NSW Govt Backs New Volunteering Strategy with $2M Funding
10 May 2016 at 10:46 am
More than $2 million will be invested on initiatives to recruit, support and recognise volunteers in NSW, as part of a new four-year strategy released by the state government during National Volunteer Week.
The minister responsible for volunteering, John Ajaka, released the second NSW Volunteering Strategy 2016-2020 hot on the heels of the federal budget, which saw a significant drop in volunteer funding over the next four years, as well as new data confirming that volunteering rates in NSW and Australia were under pressure.
“A key focus of the NSW Volunteer Strategy is making it easier than ever for people to volunteer. We are investing in new and better ways of connecting people who want to make a real difference with organisations who need their support,” Ajaka said.
The strategy highlights six priority action areas, including an emphasis on making better use of new technology to attract more volunteers.
“As part of the NSW Volunteering Strategy, a new volunteer recruitment website will be developed that will enable volunteers to find opportunities in their local communities, and support organisations to advertise volunteering roles,” Ajaka said.
“Furthermore, a new mainstream media campaign will also be launched to recruit more people to volunteering and help them navigate their way to new opportunities.”
He said the strategy would also expand the Statement of Principles for the Recognition of Volunteers, which promotes dignity and respect for 800,000 volunteers in NSW, as well as increased support for the Volunteer of the Year Awards and the Premier’s Volunteer Recognition Program.
The strategy also includes the development of the NSW Volunteering Participation Portal and apps that are relevant to people from different backgrounds and ages, and with varying degrees of technology literacy, particularly for people with disability.
Online tools to support volunteers transitioning to new roles and expanding the use of volunteer “timebanking” for people across all life stages will also be developed.
“The NSW Volunteering Strategy 2016-2020, is a four year plan that will build on the accomplishments of the first. The Strategy recognises that everyone who wants to volunteer should be supported to do so,” Ajaka said.
“We know that decisions people make early in life influence their later lives, so there will be a strong focus on attracting young people to volunteering. People who are newly retired, or nearing retirement, will also be supported to explore the range of volunteering opportunities in their local communities.
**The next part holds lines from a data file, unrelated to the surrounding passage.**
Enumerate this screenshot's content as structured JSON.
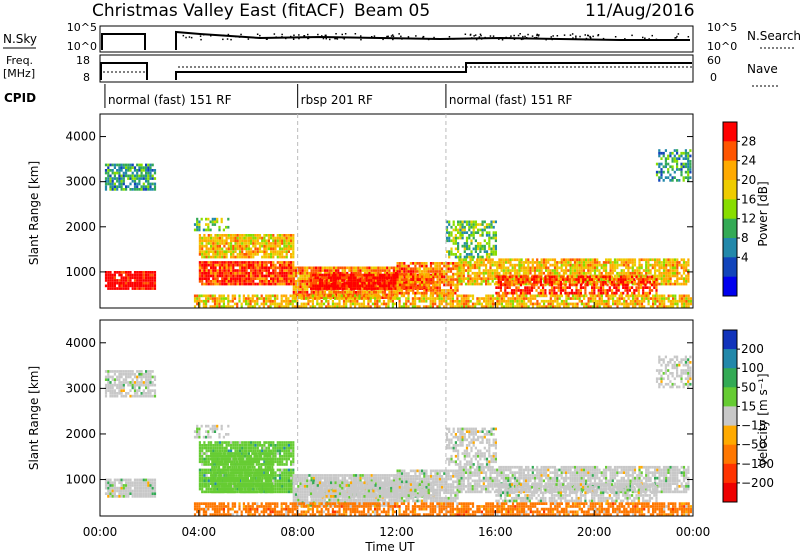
{
  "header": {
    "title": "Christmas Valley East (fitACF)",
    "beam": "Beam 05",
    "date": "11/Aug/2016"
  },
  "nsky_panel": {
    "label": "N.Sky",
    "right_label": "N.Search",
    "left_ticks": [
      "10^5",
      "10^0"
    ],
    "right_ticks": [
      "10^5",
      "10^0"
    ]
  },
  "freq_panel": {
    "label_line1": "Freq.",
    "label_line2": "[MHz]",
    "right_label": "Nave",
    "left_ticks": [
      "18",
      "8"
    ],
    "right_ticks": [
      "60",
      "0"
    ]
  },
  "cpid": {
    "label": "CPID",
    "segments": [
      {
        "start_hour": 0.2,
        "label": "normal (fast) 151 RF"
      },
      {
        "start_hour": 8.0,
        "label": "rbsp 201 RF"
      },
      {
        "start_hour": 14.0,
        "label": "normal (fast) 151 RF"
      }
    ]
  },
  "chart_data": [
    {
      "type": "heatmap",
      "name": "power",
      "ylabel": "Slant Range [km]",
      "yticks": [
        1000,
        2000,
        3000,
        4000
      ],
      "ylim": [
        200,
        4500
      ],
      "xlim": [
        0,
        24
      ],
      "colorbar": {
        "label": "Power [dB]",
        "ticks": [
          "28",
          "24",
          "20",
          "16",
          "12",
          "8",
          "4"
        ],
        "colors": [
          "#ff0000",
          "#ff5500",
          "#ffaa00",
          "#eecc00",
          "#88dd00",
          "#33aa55",
          "#2288aa",
          "#1144bb",
          "#0000ee"
        ]
      }
    },
    {
      "type": "heatmap",
      "name": "velocity",
      "ylabel": "Slant Range [km]",
      "yticks": [
        1000,
        2000,
        3000,
        4000
      ],
      "ylim": [
        200,
        4500
      ],
      "xlim": [
        0,
        24
      ],
      "colorbar": {
        "label": "Velocity [m s⁻¹]",
        "ticks": [
          "200",
          "100",
          "50",
          "15",
          "−15",
          "−50",
          "−100",
          "−200"
        ],
        "colors": [
          "#1133bb",
          "#2288aa",
          "#33aa55",
          "#66cc33",
          "#c8c8c8",
          "#ffaa00",
          "#ff7700",
          "#ff3300",
          "#ee0000"
        ]
      }
    }
  ],
  "xaxis": {
    "label": "Time UT",
    "ticks": [
      "00:00",
      "04:00",
      "08:00",
      "12:00",
      "16:00",
      "20:00",
      "00:00"
    ]
  }
}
“Many volunteers are contributing in new ways, participating online, in corporate volunteering programs, or informally volunteering in their local neighbourhoods. People want to volunteer when and how they can.”
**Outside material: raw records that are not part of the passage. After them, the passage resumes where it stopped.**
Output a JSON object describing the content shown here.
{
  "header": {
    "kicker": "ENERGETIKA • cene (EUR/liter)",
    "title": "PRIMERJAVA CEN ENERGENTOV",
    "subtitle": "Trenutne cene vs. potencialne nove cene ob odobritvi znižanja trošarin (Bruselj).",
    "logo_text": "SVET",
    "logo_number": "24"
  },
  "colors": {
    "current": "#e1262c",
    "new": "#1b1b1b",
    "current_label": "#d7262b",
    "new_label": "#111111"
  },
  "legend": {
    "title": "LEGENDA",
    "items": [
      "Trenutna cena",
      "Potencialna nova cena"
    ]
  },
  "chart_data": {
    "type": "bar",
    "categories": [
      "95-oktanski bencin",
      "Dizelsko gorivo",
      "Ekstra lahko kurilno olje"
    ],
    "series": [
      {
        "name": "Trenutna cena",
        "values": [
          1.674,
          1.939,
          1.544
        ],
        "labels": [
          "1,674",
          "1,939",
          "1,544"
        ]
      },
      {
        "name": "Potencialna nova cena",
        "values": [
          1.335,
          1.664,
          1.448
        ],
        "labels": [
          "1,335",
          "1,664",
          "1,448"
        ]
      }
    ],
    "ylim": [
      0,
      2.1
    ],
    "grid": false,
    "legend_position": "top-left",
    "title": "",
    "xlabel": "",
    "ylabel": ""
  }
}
New Volunteering Australia data released in April confirmed that volunteering rates in NSW and across Australia were under pressure, and that organisations needed to better align volunteering opportunities with the interests of prospective volunteers.
In line with the recent ABS data signifying a 5 per cent decline in volunteering over the past five years, the State of Volunteering in Australia report indicated that volunteers were feeling the pressure, that they were time poor and those barriers to volunteering needed to be removed.
The Centre for Volunteering CEO Gemma Rygate said the government strategy and funding was a positive step when volunteering was a crucial factor in building healthy communities.
“In particular, the marketing piece around selling volunteering, the investment in professional development that was a positive step in enhancing volunteer management and the support for acknowledging volunteers through awards.
“Australians are still keen volunteers with 5.8 million Australians (or 31 per cent) volunteering in the past 12 months,” Rygate said.
She said it was important to highlight that modern volunteering need not be time-consuming, including online and one-off volunteering.
National Volunteering Week runs from 9 to 15 May.